Posted on Jun 29, 2010 by Alex Fice

Don’t miss the deadline for the Vimeo awards. Get your video in by the end of July to win $25,000What started out as an idea to show off a film maker’s content has turned in to a worldwide centre for showing video content. In December last year Vimeo’s stats showed about 1.5 million registered users with about 14 million monthly unique visitors, pretty good you might say. However by the end of May this year they were up to 3.7 million registered users and just under 30 million monthly unique visitors. So not only do they have a healthy sign up rate but also ten times that many are visiting to take in the content.

Another interesting stat is that London at 6% is the biggest city consumer of Vimeo in the world making the UK second only to the US as the biggest Country consumer. Out of North America and Europe Vimeo isn’t as popular and register well down in places like Asia, they were blocked in China for a while but admit they need translation services to push on.

So what do we like about Vimeo? Well their mission statement from Marcomms Director Deborah Szajngarten gives you a clue: “Our mission is to inspire and empower people who make video. We are a service to video creators, we’re not television, we don’t want to be television, we don’t allow mass media distribution on our site. Part of our upload terms states you have to be the creator of that video in order to post it. We’re also very particular about not allowing truly commercial content on the site either. Although we allow you to have your showreel up but if you’re like Ford and you want to put up a TV commercial of your work you’ve got to pay us.”

These almost Reithian values are mixed with hard business sense although advertising is only exposed to visitors and non-paying users. But the one place they won’t sully is the player, “We believe what happens in the player is sacred. It’s all about what the creator wants and not what our advertisers want.” So they don’t have those annoying pop up ads as they do on YouTube and no overlay ads. They have no plans whatsoever to include that in the service.

“For free users we have one display ad per page which is off to the side and that’s it. When our upgrade to Vimeo Plus which is our subscription model and the other half our business model you don’t see display ads at all.”

Vimeo didn’t start out as an antidote to YouTube, they were actually out before YouTube anyway. Their vision of a place for creatives and peers to meet and swap stories was always going to be niche, it’s just a very large niche. The shining light mission statement is also underpinned by a philosophy of ‘brightness and positivity’ inherent in their site design and also filtering of ‘negative and hateful’ comments from this New York not Californian based company. “There is no negativity on Vimeo because we don’t allow it. We can’t police every single comment but the community does it for us.” This isn’t as utopian in practice as it sounds and there is plenty of debate around the site but backed up by this unwritten ‘anti idiot’ philosophy.
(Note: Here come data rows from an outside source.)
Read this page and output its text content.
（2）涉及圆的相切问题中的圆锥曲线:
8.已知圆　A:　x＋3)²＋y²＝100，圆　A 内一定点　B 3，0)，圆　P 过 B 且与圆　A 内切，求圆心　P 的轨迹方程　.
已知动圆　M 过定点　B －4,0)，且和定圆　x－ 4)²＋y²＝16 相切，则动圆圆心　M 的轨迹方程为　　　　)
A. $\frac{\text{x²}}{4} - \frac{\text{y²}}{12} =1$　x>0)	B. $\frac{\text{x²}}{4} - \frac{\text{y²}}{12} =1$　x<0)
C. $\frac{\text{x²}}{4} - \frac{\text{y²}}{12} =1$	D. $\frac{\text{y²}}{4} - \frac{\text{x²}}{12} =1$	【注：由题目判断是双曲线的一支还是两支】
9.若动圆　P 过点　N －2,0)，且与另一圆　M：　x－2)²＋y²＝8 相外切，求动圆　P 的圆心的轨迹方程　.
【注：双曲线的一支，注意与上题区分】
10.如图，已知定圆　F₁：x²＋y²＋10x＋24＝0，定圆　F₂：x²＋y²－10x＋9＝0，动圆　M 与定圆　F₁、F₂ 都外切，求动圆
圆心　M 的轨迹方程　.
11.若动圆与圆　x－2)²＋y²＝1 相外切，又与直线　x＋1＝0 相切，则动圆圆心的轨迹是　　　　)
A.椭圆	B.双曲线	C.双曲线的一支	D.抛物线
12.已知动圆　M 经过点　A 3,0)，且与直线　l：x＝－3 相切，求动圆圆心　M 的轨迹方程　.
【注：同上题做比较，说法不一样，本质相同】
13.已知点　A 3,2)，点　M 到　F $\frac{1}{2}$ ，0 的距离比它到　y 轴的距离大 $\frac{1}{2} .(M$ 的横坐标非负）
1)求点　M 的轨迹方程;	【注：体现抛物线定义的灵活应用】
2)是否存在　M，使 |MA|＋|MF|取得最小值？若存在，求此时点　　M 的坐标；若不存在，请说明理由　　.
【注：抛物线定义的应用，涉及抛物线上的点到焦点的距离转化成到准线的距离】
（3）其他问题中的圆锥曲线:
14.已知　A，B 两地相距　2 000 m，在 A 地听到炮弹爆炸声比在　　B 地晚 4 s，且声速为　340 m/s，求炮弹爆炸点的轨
A sign of their maturity as a service is this year’s Video Festival and Awards to be hosted this October 8/9th in New York over 2 days (One of the judges is director David Lynch). The awards are cushioned in a couple of days of presentations, master classes and keynotes open to the public. At this year’s IBC Vimeo will also be presenting their services (proving how important Europe is to them) as a ‘kick-off’ for their festival. The top 20 finalists will be announced there.